Durante a investigação sobre uma organização criminosa com ramificações em pelo menos seis estados, a Polícia Civil e o Ministério Público do Distrito Federal e Territórios (MPDFT) esbarraram em evidências de um ilícito ainda mais grave: a suspeita de que 17 policiais militares da capital do país se uniram no propósito de prender um traficante apenas para roubar o produto do crime. Essa apuração, realizada pela Divisão de Combate ao Crime Organizado (Draco), resultou nesta quinta-feira (6/6) na deflagração da Operação Dolus Manus, com a prisão preventiva de 13 PMs e o cumprimento de 17 mandados de busca e apreensão em vários endereços, como as residências dos policiais, os batalhões onde estão lotados, a Casa Militar do governo do DF e o Centro de Inteligência da Polícia Militar do DF.
A história é tão crítica que, embora o MPDFT e a PCDF tenham pedido a prisão temporária dos policiais militares, a Auditoria Militar, órgão do Tribunal de Justiça do DF e dos Territórios, decretou a preventiva, que pode persistir até a conclusão do trâmite judicial. A apuração indica que os PMs em questão se esforçaram para prender o criminoso Antônio César Campanaro, o “Toninho do Pó”, porque queriam roubar parte da droga que o traficante pretendia vender. Havia a indicação de que ele transportaria um carregamento com 500kg de maconha e foi, então, montada uma operação para interceptá-lo.

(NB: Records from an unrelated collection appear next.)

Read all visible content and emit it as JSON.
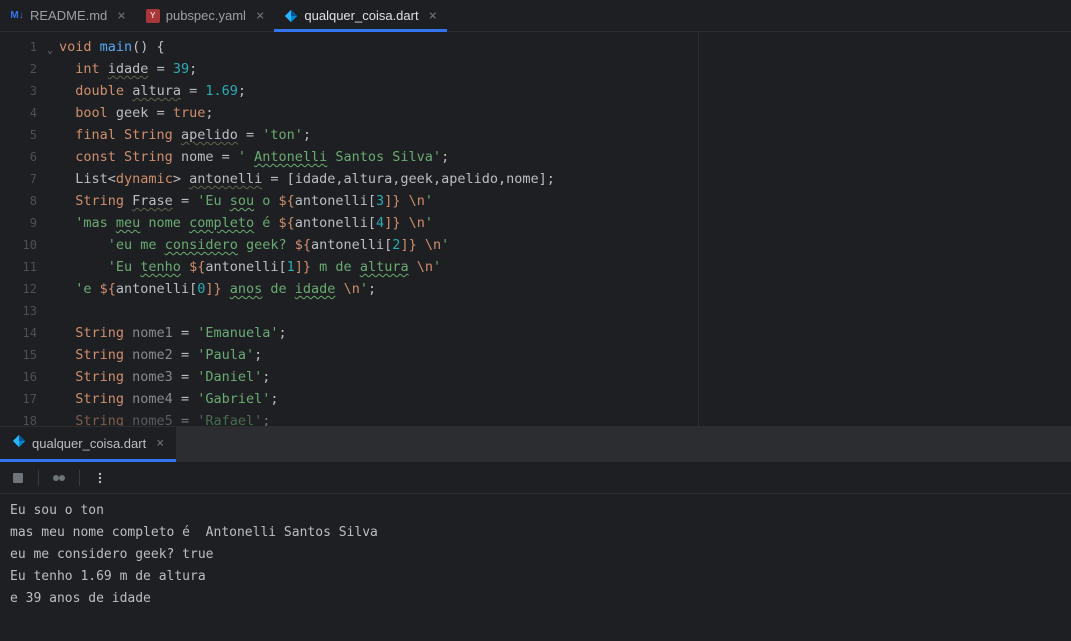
{
  "tabs": [
    {
      "label": "README.md",
      "icon": "md"
    },
    {
      "label": "pubspec.yaml",
      "icon": "yaml"
    },
    {
      "label": "qualquer_coisa.dart",
      "icon": "dart",
      "active": true
    }
  ],
  "lower_tab": {
    "label": "qualquer_coisa.dart"
  },
  "code": {
    "l1": {
      "kw": "void",
      "fn": "main",
      "paren": "() {",
      "indent": ""
    },
    "l2": {
      "indent": "  ",
      "type": "int",
      "id": "idade",
      "eq": " = ",
      "num": "39",
      "semi": ";"
    },
    "l3": {
      "indent": "  ",
      "type": "double",
      "id": "altura",
      "eq": " = ",
      "num": "1.69",
      "semi": ";"
    },
    "l4": {
      "indent": "  ",
      "type": "bool",
      "id": "geek",
      "eq": " = ",
      "bool": "true",
      "semi": ";"
    },
    "l5": {
      "indent": "  ",
      "kw": "final",
      "type": " String ",
      "id": "apelido",
      "eq": " = ",
      "str": "'ton'",
      "semi": ";"
    },
    "l6": {
      "indent": "  ",
      "kw": "const",
      "type": " String ",
      "id": "nome",
      "eq": " = ",
      "q1": "' ",
      "name": "Antonelli",
      "rest": " Santos Silva'",
      "semi": ";"
    },
    "l7": {
      "indent": "  ",
      "type1": "List",
      "lt": "<",
      "type2": "dynamic",
      "gt": "> ",
      "id": "antonelli",
      "eq": " = ",
      "list": "[idade,altura,geek,apelido,nome];"
    },
    "l8": {
      "indent": "  ",
      "type": "String ",
      "id": "Frase",
      "eq": " = ",
      "s1": "'Eu ",
      "s2": "sou",
      "s3": " o ",
      "interp1a": "${",
      "interp1b": "antonelli[",
      "idx": "3",
      "interp1c": "]}",
      "s4": " ",
      "esc": "\\n",
      "q": "'"
    },
    "l9": {
      "indent": "  ",
      "s1": "'mas ",
      "s2": "meu",
      "s3": " nome ",
      "s4": "completo",
      "s5": " é ",
      "interp1a": "${",
      "interp1b": "antonelli[",
      "idx": "4",
      "interp1c": "]}",
      "s6": " ",
      "esc": "\\n",
      "q": "'"
    },
    "l10": {
      "indent": "      ",
      "s1": "'eu me ",
      "s2": "considero",
      "s3": " geek? ",
      "interp1a": "${",
      "interp1b": "antonelli[",
      "idx": "2",
      "interp1c": "]}",
      "s4": " ",
      "esc": "\\n",
      "q": "'"
    },
    "l11": {
      "indent": "      ",
      "s1": "'Eu ",
      "s2": "tenho",
      "s3": " ",
      "interp1a": "${",
      "interp1b": "antonelli[",
      "idx": "1",
      "interp1c": "]}",
      "s4": " m de ",
      "s5": "altura",
      "s6": " ",
      "esc": "\\n",
      "q": "'"
    },
    "l12": {
      "indent": "  ",
      "s1": "'e ",
      "interp1a": "${",
      "interp1b": "antonelli[",
      "idx": "0",
      "interp1c": "]}",
      "s2": " ",
      "s3": "anos",
      "s4": " de ",
      "s5": "idade",
      "s6": " ",
      "esc": "\\n",
      "q": "'",
      "semi": ";"
    },
    "l13": {
      "indent": ""
    },
    "l14": {
      "indent": "  ",
      "type": "String ",
      "id": "nome1",
      "eq": " = ",
      "str": "'Emanuela'",
      "semi": ";"
    },
    "l15": {
      "indent": "  ",
      "type": "String ",
      "id": "nome2",
      "eq": " = ",
      "str": "'Paula'",
      "semi": ";"
    },
    "l16": {
      "indent": "  ",
      "type": "String ",
      "id": "nome3",
      "eq": " = ",
      "str": "'Daniel'",
      "semi": ";"
    },
    "l17": {
      "indent": "  ",
      "type": "String ",
      "id": "nome4",
      "eq": " = ",
      "str": "'Gabriel'",
      "semi": ";"
    },
    "l18": {
      "indent": "  ",
      "type": "String ",
      "id": "nome5",
      "eq": " = ",
      "str": "'Rafael'",
      "semi": ";"
    }
  },
  "line_numbers": [
    "1",
    "2",
    "3",
    "4",
    "5",
    "6",
    "7",
    "8",
    "9",
    "10",
    "11",
    "12",
    "13",
    "14",
    "15",
    "16",
    "17",
    "18"
  ],
  "console": {
    "l1": "Eu sou o ton",
    "l2": "mas meu nome completo é  Antonelli Santos Silva",
    "l3": "eu me considero geek? true",
    "l4": "Eu tenho 1.69 m de altura",
    "l5": "e 39 anos de idade "
  }
}
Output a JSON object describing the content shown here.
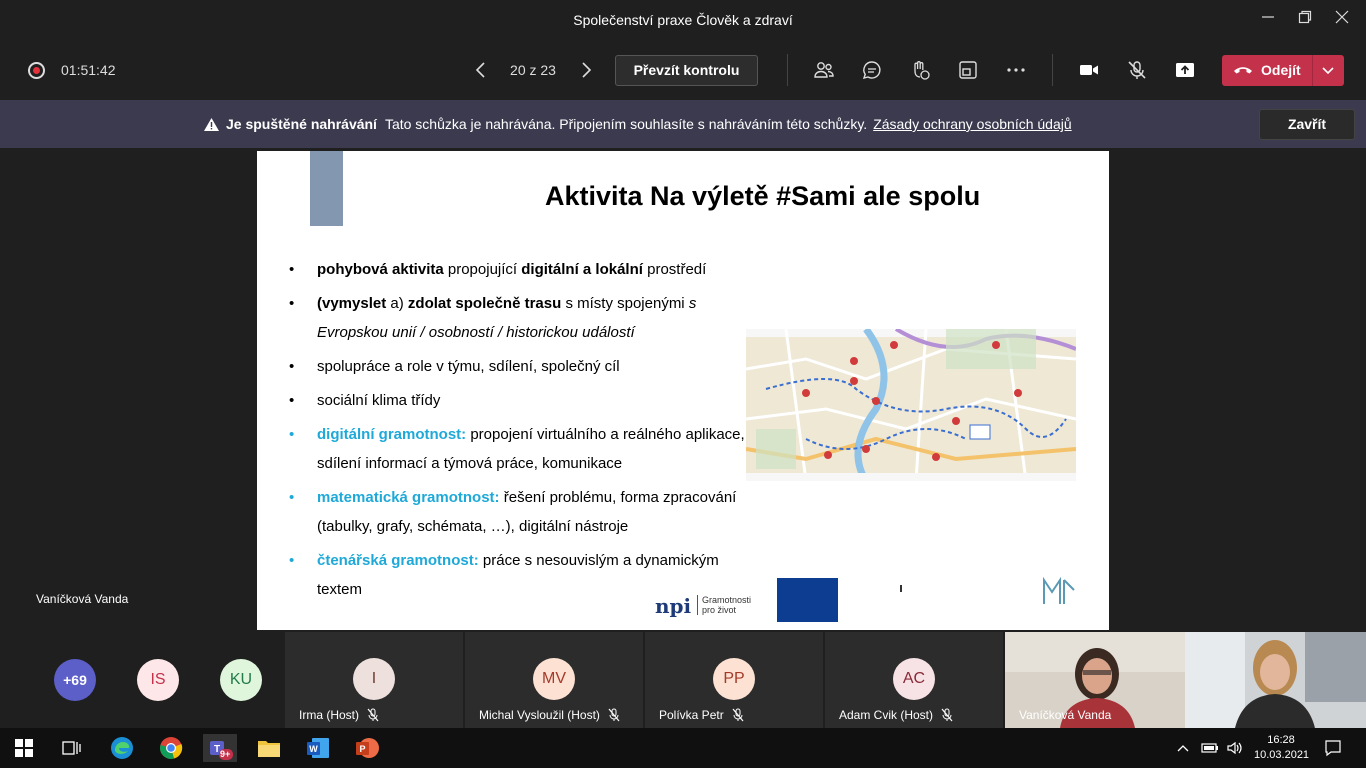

Segundo os investigadores, os policiais militares criaram um grupo no WhatsApp com o nome de “Op. Five Hundred”, da qual participavam policiais militares da Patamo, de batalhões operacionais e do Centro de Inteligência da PM. Quatro policiais que trabalham nessa área também tiveram a prisão requerida na Operação Dolus Manus, mas a Justiça considerou que não havia por ora elementos para decretá-la. Eles, no entanto, foram alvo de mandados de busca e apreensão, segundo decisão dos juízes Henaldo Silva Moreira e Alessandro Marchió Bezerra Gerais.
A suspeita é de que Toninho do Pó fugiu algemado após ser preso por policiais militares. Uma vizinha, moradora da chácara onde houve apreensão da droga que pertenceria ao traficante, relatou tê-lo visto em uma viatura da PM na companhia de quatro policiais militares fardados. A cena despertou seu interesse, mas ela foi advertida por um dos PMs para que não se aproximasse, segundo depoimento que prestou à Polícia Civil.
Segundo a investigação, Toninho do Pó foi preso e torturado para que entregasse a droga. Ao registrarem ocorrência na 20ª DP, os policiais militares apresentaram apenas parte da apreensão. Dos 500kg de maconha, entregaram 203,5kg. Também não entregaram nenhum preso.
Tortura
A movimentação dos policiais militares apareceu em meio à investigação sobre a atuação de Toninho do Pó, a Operação Torre de Babel. Pessoas próximas ao traficante, que estavam com o telefone grampeado com autorização judicial, relataram o episódio. Sem saber que suas conversas eram interceptadas, a filha do criminoso contou para a tia que o pai havia sido sequestrado e torturado por policiais militares. “Queriam tipo uma propina para soltar ele, só que aí ele pegou e conseguiu fugir, fugiu algemado”, contou. Um suposto fornecedor de drogas também falou sobre o ocorrido e o transporte dos 500kg da droga.
Os policiais militares foram levados para um ala reservada a militares no sistema penitenciário de Brasília, no prédio conhecido como Papudinha. Eles vão responder por crimes de corrupção passiva, organização criminosa, embaraço à investigação de organização criminosa, tortura, tráfico de entorpecentes, prevaricação e fraude processual.
Os mandados de prisão e de busca e apreensão foram cumpridos por policiais da Coordenação de Combate à Corrupção, ao Crime Organizado, aos Crimes contra a Administração Pública e contra a Ordem Tributária (Cecor), promotores de Justiça do Grupo de Atuação Especial de Combate ao Crime Organizado (Gaeco) e pela Corregedoria da Polícia Militar. A denúncia está sob a responsabilidade do promotor Nísio Tostes, da 1ª Promotoria de Justiça Militar do DF.